The technology challenge is how to bring as many human touchpoints into tech-enabled insurance service and delivery systems as possible so that products and services don’t lose their cultural resonance and relevance even as efficiencies improve.

Cultural adaptation, however, will need to evolve in both directions.

As insurance operators adapt to leverage the efficiencies of technology and artificial intelligence humanly, clients need to become more comfortable with a world in which personal information is shared. While protecting private information is critical, there is no doubt that the future world will be one in which all aspects of our lives have a digital existence. Becoming comfortable with sharing our digital selves with secure platforms in exchange for greatly enhanced levels of service – and new levels of care – is a significant cultural evolution that we are all part of.

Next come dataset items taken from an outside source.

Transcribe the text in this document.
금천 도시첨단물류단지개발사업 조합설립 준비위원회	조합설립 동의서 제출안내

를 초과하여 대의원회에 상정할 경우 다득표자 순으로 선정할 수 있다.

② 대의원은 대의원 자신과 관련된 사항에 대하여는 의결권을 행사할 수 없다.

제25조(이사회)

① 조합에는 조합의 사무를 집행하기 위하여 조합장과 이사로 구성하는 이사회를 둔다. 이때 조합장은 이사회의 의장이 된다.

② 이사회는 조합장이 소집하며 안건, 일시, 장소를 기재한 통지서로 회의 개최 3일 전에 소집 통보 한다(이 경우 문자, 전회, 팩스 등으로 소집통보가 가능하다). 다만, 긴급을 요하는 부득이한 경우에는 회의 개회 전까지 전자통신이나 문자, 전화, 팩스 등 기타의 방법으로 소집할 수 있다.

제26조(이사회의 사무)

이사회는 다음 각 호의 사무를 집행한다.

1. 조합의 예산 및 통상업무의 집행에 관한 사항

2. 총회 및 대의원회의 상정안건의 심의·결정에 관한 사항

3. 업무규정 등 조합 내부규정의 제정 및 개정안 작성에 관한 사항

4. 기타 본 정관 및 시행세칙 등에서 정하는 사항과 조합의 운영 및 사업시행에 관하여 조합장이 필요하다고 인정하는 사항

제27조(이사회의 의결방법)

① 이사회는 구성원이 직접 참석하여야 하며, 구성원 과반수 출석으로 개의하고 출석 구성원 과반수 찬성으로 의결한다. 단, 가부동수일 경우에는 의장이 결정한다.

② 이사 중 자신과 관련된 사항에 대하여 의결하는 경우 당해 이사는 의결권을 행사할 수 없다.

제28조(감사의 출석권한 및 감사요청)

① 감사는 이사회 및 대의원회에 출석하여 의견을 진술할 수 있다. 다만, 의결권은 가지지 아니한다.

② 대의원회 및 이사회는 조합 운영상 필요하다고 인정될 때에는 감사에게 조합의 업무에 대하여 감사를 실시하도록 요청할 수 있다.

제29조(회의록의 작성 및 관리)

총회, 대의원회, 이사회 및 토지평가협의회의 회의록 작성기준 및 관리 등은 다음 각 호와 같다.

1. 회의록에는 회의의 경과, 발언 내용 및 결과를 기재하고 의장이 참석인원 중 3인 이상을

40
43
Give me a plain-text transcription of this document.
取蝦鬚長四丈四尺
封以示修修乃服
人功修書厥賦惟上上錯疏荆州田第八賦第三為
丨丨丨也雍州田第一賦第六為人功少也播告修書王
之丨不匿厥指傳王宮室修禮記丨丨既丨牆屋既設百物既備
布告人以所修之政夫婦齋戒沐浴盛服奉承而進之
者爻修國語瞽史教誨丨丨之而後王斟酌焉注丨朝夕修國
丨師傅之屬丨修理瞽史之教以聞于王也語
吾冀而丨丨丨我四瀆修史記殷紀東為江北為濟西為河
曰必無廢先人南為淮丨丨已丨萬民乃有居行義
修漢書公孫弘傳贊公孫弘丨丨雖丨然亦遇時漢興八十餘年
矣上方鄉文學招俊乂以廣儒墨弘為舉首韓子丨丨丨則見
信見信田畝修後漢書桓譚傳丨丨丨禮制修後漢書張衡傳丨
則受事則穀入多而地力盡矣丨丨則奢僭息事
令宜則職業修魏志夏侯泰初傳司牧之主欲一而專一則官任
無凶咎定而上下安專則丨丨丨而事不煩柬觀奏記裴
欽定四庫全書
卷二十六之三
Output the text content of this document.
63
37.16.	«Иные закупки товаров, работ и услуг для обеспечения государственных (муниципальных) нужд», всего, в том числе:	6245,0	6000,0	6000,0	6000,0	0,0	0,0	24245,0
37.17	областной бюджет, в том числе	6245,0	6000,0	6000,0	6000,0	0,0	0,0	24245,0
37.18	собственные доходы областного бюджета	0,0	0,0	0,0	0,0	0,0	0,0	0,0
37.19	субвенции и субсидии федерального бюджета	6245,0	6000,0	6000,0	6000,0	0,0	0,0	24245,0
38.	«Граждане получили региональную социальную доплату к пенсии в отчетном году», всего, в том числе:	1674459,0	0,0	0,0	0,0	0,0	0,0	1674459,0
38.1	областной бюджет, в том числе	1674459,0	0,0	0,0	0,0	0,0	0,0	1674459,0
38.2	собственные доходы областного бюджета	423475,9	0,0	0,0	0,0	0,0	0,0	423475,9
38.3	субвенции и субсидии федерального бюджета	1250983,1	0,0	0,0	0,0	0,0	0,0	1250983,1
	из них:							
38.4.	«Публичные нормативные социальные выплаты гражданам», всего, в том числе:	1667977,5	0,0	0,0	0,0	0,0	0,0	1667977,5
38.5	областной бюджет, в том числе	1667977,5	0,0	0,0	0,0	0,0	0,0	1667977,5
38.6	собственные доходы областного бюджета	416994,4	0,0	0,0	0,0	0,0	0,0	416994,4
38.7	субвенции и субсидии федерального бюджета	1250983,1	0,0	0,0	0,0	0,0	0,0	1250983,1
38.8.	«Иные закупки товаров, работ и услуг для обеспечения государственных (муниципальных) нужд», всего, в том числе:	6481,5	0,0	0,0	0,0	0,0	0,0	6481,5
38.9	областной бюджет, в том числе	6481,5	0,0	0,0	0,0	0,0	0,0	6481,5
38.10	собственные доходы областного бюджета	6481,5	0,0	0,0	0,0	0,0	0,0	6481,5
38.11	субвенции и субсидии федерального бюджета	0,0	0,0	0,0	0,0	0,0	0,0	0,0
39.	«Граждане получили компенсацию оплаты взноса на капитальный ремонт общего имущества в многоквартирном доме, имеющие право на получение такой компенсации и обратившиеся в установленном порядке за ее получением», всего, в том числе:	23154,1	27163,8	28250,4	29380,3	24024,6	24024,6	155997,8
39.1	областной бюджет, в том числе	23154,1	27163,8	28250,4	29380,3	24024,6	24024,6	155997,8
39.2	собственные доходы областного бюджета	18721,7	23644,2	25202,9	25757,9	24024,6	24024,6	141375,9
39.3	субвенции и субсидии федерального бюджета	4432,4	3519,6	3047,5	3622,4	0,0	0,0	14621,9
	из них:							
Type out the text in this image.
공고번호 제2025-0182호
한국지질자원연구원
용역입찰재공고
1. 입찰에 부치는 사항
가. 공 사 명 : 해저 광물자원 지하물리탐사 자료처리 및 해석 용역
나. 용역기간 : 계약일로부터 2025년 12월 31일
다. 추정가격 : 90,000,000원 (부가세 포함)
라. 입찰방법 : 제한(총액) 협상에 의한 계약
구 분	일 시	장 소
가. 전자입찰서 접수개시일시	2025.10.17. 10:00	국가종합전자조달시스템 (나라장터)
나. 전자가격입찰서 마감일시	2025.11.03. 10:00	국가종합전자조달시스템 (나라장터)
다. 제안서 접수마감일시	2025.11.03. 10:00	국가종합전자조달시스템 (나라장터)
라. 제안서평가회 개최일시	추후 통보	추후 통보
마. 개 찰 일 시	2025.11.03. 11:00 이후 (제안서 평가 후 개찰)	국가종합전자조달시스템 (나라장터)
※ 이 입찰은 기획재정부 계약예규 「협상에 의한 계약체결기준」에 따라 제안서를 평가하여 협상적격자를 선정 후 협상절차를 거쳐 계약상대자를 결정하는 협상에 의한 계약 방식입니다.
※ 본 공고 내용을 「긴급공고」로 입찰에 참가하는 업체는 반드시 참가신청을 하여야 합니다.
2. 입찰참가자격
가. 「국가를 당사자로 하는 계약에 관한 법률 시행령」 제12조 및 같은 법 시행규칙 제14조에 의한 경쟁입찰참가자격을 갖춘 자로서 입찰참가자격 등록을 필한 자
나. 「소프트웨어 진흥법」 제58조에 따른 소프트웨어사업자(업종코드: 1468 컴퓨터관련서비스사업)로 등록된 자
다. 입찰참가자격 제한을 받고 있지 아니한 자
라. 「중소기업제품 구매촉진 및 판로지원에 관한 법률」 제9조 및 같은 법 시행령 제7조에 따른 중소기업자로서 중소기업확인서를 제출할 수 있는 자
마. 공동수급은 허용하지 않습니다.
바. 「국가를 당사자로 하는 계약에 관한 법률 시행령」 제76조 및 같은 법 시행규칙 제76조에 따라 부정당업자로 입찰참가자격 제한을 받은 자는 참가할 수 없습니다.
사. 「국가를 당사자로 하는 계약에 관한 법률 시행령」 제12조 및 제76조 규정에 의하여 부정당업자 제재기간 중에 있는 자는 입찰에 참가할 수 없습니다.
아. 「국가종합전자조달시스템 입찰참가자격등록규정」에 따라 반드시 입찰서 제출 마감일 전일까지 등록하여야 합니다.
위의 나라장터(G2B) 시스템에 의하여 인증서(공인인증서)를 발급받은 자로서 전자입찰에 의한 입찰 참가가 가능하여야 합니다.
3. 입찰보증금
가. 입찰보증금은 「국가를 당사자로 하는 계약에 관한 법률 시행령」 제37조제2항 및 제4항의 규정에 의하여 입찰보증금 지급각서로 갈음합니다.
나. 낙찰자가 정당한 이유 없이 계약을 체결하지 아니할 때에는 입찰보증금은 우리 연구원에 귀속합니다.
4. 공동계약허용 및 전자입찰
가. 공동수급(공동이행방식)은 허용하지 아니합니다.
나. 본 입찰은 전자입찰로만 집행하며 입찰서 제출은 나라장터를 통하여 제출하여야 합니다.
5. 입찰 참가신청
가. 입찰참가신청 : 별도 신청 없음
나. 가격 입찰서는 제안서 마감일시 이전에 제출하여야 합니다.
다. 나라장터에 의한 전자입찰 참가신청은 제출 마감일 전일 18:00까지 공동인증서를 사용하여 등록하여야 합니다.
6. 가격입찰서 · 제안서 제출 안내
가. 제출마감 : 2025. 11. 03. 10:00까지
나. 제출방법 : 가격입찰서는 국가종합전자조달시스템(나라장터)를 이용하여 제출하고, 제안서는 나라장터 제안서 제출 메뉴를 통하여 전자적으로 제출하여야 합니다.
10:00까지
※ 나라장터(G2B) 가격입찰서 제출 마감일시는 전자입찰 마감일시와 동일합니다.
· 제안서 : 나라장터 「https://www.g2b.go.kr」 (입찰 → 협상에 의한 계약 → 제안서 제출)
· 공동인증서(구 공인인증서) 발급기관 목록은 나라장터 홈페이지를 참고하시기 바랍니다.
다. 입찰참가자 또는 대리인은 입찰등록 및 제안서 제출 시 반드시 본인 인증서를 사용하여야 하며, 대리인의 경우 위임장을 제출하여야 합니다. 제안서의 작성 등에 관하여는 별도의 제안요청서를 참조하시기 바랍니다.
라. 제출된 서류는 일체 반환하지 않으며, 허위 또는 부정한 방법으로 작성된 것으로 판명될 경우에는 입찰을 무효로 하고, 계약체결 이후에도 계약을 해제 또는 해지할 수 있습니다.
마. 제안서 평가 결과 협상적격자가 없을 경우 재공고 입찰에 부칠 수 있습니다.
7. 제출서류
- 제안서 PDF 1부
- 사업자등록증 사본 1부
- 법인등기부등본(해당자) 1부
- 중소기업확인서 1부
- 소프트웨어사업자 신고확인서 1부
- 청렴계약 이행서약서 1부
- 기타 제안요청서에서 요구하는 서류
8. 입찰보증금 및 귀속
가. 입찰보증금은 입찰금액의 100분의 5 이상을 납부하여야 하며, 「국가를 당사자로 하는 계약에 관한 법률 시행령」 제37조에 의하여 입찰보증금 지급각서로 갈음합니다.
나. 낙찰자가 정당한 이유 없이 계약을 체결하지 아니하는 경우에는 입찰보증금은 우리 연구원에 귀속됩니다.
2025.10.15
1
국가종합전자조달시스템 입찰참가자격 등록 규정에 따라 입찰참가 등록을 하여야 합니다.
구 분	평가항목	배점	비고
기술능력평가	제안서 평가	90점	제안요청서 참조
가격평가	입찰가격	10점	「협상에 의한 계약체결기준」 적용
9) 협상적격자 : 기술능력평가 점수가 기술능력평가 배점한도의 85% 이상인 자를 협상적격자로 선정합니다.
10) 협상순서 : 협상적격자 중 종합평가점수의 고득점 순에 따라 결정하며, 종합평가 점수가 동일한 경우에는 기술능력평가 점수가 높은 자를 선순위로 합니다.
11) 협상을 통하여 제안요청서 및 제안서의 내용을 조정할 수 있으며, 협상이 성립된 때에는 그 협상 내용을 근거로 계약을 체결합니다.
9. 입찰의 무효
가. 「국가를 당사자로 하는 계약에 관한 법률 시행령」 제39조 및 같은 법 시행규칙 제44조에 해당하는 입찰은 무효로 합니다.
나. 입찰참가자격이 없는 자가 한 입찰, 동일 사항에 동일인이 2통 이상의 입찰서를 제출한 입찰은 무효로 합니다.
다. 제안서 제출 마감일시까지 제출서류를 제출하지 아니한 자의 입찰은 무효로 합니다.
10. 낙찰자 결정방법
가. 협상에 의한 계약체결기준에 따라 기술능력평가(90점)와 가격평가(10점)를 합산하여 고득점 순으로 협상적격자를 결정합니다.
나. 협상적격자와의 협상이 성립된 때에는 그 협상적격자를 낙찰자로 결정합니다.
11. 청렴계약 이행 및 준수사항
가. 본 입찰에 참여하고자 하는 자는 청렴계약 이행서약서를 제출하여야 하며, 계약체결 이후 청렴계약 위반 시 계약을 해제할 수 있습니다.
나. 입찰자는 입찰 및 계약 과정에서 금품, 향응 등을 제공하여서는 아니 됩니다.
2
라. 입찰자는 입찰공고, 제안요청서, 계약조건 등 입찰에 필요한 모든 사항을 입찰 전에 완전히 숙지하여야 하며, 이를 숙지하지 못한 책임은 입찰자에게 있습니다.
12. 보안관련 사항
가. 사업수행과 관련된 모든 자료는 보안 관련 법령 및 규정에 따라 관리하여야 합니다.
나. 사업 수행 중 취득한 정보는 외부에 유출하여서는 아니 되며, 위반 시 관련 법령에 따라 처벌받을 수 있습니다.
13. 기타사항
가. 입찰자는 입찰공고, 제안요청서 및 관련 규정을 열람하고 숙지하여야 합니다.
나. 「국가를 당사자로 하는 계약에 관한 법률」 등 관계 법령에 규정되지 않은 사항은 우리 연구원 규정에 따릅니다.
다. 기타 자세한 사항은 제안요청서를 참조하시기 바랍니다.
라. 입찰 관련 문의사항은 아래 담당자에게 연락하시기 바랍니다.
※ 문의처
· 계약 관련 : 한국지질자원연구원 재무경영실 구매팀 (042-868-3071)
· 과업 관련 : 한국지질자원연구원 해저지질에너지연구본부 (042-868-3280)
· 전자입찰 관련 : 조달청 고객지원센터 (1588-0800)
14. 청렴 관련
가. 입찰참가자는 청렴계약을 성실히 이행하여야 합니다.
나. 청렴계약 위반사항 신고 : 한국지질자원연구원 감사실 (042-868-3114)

In South Africa, several early adopters encouraged the insurance industry to embrace technology relatively early. As such, the local industry is certainly on par with most developed countries

in terms of technology adoption. That said, by far the biggest drivers of both technological, as well as cultural change in the industry, has been South African customers themselves.

Our customers simply want world-class service and globally comparable offerings.

This is why we build new solutions, products and systems in tandem with customers. Building and testing technology around real human beings means that people determine and guide the process. Since our own culture at Hollard places

actual human customers at the heart of what we do, we can only build human-centric technologies and people-enabling artificial intelligence systems.

That said, the handful of insurance markets that are slightly more advanced than South Africa, like the United States and Australia, provide great guides for our local industry as we anticipate trends, technologies and cultural responses. Also, as leading developed-world policy makers struggle to keep pace with technology and cultural changes, their experience and learnings inform our own policy and legislative responses in South Africa.

Most importantly from a Hollard perspective, however, technology provides a mechanism to innovate a new culture of listening and service built around a much richer and more personal view of customers’ circumstances, personal concerns and real-life intentions.

Wynton Mahome is the senior manager of Affluent Markets, a division of Hollard Life Solutions’ Fully Underwritten intermediary distribution service.